According to one story cited by Dr. Baerg, an officer in the Confederate Army, while sleeping in his tent, was suddenly aroused by the creepy feeling of a large centipede crawling on his chest. A number of spots of deep red, forming a broad streak, indicated the arthropod’s passage across the man’s chest and abdomen. Violent pain and convulsions soon set in, accompanied by excessive swelling in the bitten area. The victim fought with death for two days and then succumbed. The agony suffered by the bitten officer was described by an eyewitness as the most frightful he had ever observed. The famed arthtopod scientist J. L. Cloudsley-Thompson once explained that “centipedes seem to exert a weird fascination on the morbid appetites of the hysterical and insane.”

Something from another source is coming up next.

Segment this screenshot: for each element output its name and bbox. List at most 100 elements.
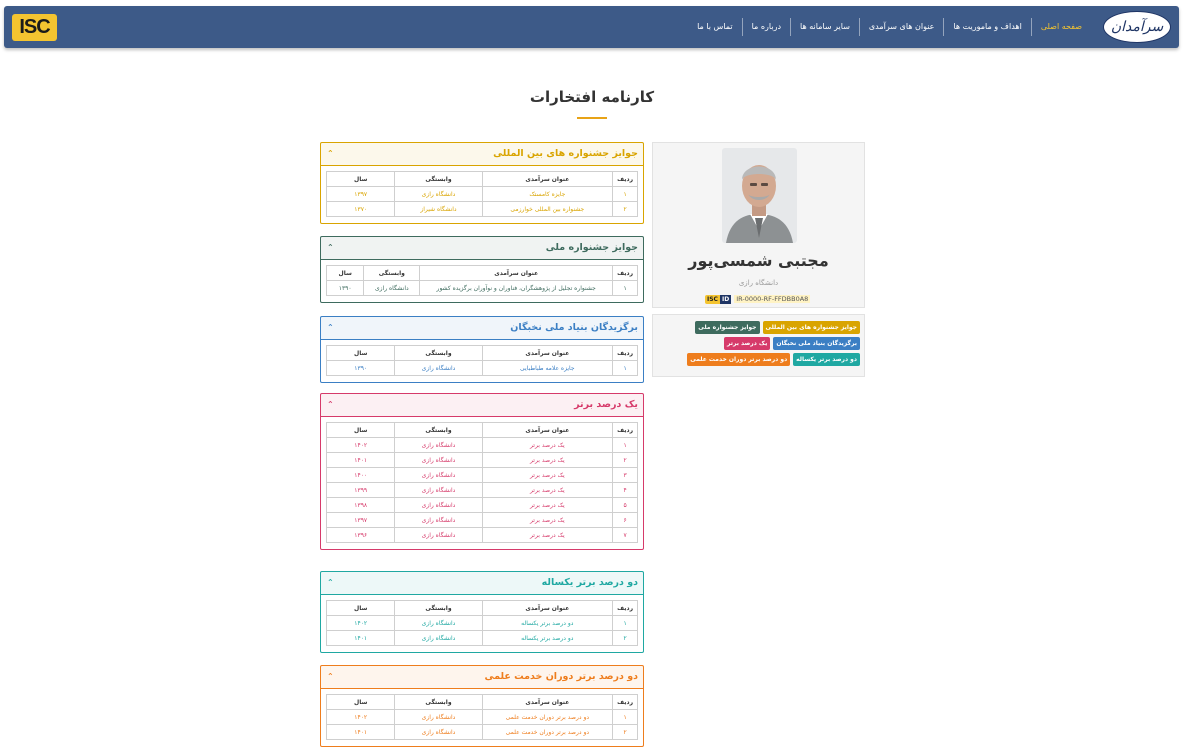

These centipedes commonly reach lengths up to 6 1/2 inches, but lengths of 8 inches have been reported. They are found on rocky hillsides, glades, under logs, stones and other protected locations. They are rarely encountered by humans because of their secretive nature, but should you come across one you won't soon forget the experience. John Miller of MDC in Southern Missouri has promised me one to add to our exhibit animals at the office where I work. He said several are brought into his offices each year to be identified and they release them. He assured me he would retain one for me. I am so excited by the prospect of having one of these amazing centipedes to use for educational purposes.

Like all centipedes they are predators and feed on a broad diet of insects, and spiders. They are fond of pinkie mice, small snakes and small amphibians too. S. heros has excellent eyesight which aids them in hunting down prey. They are also fast moving creatures and very little escapes their notice or their grasp.

Female centipedes lay eggs in rotting wood and will guard the eggs by wrapping her body around them. When the eggs hatch she will continue to stay with her offspring and look after them for a short period of time. This parental care is unusual among arthropods. The offspring will look similar to the adult, except they are lighter in color and have fewer legs. They will gain the adult coloration and proper amount of legs as they age.